Consequences of a Company Voluntary Arrangement and requirements of the company
A CVA is a legally binding contract between the company and its creditors. The onus is on the Directors to ensure there is a full and honest disclosure in their CVA proposal. Where there is a material irregularity in the CVA proposal, the Insolvency Act 1986 gives the creditors the right to challenge the outcome of the meeting at which the IVA was approved. Where such a challenge is successful, it can render the CVA proposal void and it will therefore not offer the company protection from any recovery actions their creditors might bring. False or fraudulent representations in a CVA proposal can also lead to the Company being wound up and the directors being disqualified as directors. It is therefore vital that you make a full an honest declaration of all relevant facts to us when preparing your CVA proposal.
A meeting of creditors will be convened at which the creditors vote whether to accept the proposal. Whilst creditors have the right to attend such meetings in person and question the board, most creditors will lodge their votes by post, fax or e-mail. The following 3 outcomes are possible at the meeting:
- The CVA is approved as originally proposed. The CVA proposal will then be implemented
- The CVA is approved with modifications. This occurs where the creditors are satisfied that an CVA should be agreed but require that some of the terms therein be amended. The Board and the Company are then asked whether they will consent to these modification and assuming they do, the CVA will be approved with the incorporation of those modifications.
- The CVA is rejected. The Company remains as before the CVA proposal and it will not be protected from creditors taking legal recovery actions. Depending on the Company’s situation and population of creditors, its creditors may bring court proceedings or appoint bailiffs to recover goods. Ultimately, one of the creditors is likely to petition for a winding up order.
The meeting can also be adjourned for a maximum period of 14 days from the date of the original meeting.

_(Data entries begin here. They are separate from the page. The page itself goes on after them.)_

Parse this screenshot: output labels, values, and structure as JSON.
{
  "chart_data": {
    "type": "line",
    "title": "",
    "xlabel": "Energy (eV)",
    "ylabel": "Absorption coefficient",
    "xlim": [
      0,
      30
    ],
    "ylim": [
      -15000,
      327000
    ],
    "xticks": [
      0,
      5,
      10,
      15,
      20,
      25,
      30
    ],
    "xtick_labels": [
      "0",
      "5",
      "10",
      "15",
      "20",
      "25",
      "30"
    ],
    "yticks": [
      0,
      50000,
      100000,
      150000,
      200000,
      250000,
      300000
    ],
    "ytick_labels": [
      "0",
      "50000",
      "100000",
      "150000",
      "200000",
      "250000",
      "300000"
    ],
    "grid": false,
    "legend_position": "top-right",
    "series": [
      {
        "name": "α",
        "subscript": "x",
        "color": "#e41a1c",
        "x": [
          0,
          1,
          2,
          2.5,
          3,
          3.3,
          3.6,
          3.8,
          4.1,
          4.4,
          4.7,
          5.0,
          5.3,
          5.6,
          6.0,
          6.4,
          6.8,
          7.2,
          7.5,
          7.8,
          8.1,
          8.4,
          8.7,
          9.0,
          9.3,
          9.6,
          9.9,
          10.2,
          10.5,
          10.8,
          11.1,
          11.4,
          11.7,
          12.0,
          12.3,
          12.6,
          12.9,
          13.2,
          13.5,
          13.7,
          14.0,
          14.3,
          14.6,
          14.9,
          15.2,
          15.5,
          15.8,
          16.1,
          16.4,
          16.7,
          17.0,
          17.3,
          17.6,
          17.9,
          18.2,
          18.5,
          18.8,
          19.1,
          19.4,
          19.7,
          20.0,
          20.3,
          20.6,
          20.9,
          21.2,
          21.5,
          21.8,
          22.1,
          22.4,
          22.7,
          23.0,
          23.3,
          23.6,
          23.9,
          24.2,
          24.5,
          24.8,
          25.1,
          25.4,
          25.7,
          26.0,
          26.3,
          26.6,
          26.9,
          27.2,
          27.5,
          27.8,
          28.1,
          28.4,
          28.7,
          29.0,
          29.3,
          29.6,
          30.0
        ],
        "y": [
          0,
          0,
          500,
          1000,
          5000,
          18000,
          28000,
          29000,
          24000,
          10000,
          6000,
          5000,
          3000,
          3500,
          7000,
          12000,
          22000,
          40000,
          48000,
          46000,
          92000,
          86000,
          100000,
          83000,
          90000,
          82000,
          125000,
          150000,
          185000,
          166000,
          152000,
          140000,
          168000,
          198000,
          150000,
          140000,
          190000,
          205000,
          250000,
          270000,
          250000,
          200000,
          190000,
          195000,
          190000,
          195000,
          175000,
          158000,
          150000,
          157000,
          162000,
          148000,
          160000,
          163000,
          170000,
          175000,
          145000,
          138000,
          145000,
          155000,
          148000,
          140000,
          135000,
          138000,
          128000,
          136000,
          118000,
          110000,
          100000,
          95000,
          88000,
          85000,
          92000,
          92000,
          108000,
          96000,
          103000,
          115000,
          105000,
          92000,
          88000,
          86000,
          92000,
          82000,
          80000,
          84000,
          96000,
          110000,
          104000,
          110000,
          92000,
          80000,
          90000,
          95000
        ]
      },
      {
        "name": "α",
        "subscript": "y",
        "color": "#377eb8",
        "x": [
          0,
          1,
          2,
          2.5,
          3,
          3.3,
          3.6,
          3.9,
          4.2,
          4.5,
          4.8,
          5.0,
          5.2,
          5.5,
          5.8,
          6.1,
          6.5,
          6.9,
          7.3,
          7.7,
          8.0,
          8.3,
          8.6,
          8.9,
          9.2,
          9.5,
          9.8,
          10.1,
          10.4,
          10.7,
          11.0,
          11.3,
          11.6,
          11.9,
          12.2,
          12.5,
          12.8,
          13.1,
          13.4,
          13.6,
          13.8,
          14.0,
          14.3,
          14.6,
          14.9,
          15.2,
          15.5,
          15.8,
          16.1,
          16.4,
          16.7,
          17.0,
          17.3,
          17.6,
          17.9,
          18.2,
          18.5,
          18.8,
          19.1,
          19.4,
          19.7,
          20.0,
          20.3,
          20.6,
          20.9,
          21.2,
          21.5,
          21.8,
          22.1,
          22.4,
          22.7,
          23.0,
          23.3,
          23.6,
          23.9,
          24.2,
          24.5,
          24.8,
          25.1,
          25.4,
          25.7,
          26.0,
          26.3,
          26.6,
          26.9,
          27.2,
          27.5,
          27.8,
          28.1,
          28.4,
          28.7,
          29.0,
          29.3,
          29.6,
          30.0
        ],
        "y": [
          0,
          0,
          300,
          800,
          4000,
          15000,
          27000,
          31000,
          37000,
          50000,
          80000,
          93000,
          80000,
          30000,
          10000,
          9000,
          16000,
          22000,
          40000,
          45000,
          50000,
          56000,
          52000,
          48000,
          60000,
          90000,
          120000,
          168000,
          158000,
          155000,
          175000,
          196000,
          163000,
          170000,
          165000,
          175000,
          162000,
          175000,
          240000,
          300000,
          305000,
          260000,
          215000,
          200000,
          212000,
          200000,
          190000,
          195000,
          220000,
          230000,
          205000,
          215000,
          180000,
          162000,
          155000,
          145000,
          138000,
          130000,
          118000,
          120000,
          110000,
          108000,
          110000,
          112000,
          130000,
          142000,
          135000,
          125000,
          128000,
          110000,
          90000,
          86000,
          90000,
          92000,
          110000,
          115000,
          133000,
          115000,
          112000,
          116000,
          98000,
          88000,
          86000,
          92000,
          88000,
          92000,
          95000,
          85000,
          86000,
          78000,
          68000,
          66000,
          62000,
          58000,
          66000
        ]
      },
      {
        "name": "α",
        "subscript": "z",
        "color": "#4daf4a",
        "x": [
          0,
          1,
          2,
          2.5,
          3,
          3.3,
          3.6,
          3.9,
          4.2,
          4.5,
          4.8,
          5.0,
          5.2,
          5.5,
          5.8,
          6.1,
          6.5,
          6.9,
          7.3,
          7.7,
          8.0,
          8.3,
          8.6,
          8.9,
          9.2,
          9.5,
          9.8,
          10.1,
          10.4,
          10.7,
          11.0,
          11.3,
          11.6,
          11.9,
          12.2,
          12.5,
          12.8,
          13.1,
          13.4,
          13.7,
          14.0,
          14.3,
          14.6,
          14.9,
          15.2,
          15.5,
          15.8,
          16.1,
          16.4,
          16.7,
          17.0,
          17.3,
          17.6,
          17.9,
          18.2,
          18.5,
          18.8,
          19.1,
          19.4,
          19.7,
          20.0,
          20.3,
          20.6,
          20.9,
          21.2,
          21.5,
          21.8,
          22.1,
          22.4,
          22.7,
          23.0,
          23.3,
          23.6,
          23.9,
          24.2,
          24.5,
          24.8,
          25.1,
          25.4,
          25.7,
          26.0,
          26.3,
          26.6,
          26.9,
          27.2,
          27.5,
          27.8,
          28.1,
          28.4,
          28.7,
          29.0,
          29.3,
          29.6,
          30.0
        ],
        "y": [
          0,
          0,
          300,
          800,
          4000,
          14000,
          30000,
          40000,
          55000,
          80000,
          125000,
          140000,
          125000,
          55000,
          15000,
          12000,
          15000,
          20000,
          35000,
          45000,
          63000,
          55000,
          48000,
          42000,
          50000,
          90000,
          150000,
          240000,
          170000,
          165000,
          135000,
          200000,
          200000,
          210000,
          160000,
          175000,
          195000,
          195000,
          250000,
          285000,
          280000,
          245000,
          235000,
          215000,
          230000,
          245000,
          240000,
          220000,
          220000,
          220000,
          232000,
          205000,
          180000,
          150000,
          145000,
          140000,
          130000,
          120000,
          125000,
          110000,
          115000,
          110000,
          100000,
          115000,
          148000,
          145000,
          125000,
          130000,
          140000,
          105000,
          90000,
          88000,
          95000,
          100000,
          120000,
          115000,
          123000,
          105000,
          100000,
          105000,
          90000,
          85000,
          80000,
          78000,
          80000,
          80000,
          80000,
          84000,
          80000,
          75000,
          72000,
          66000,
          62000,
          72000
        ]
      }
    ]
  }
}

Implementation of the approved Company Voluntary Arrangement and consequences of breach
Once it is approved, the Company must adhere to the terms set out in the CVA proposal. The CVA will include terms detailing the steps that the Supervisor must take in the event that the Company fails to perform on matters required of it in the CVA proposal which typically includes a requirement for the Supervisor to petition for the winding-up and fail the CVA. It is therefore important that you consider the terms of the CVA before signing and ensure you make every possible effort to adhere to the terms therein.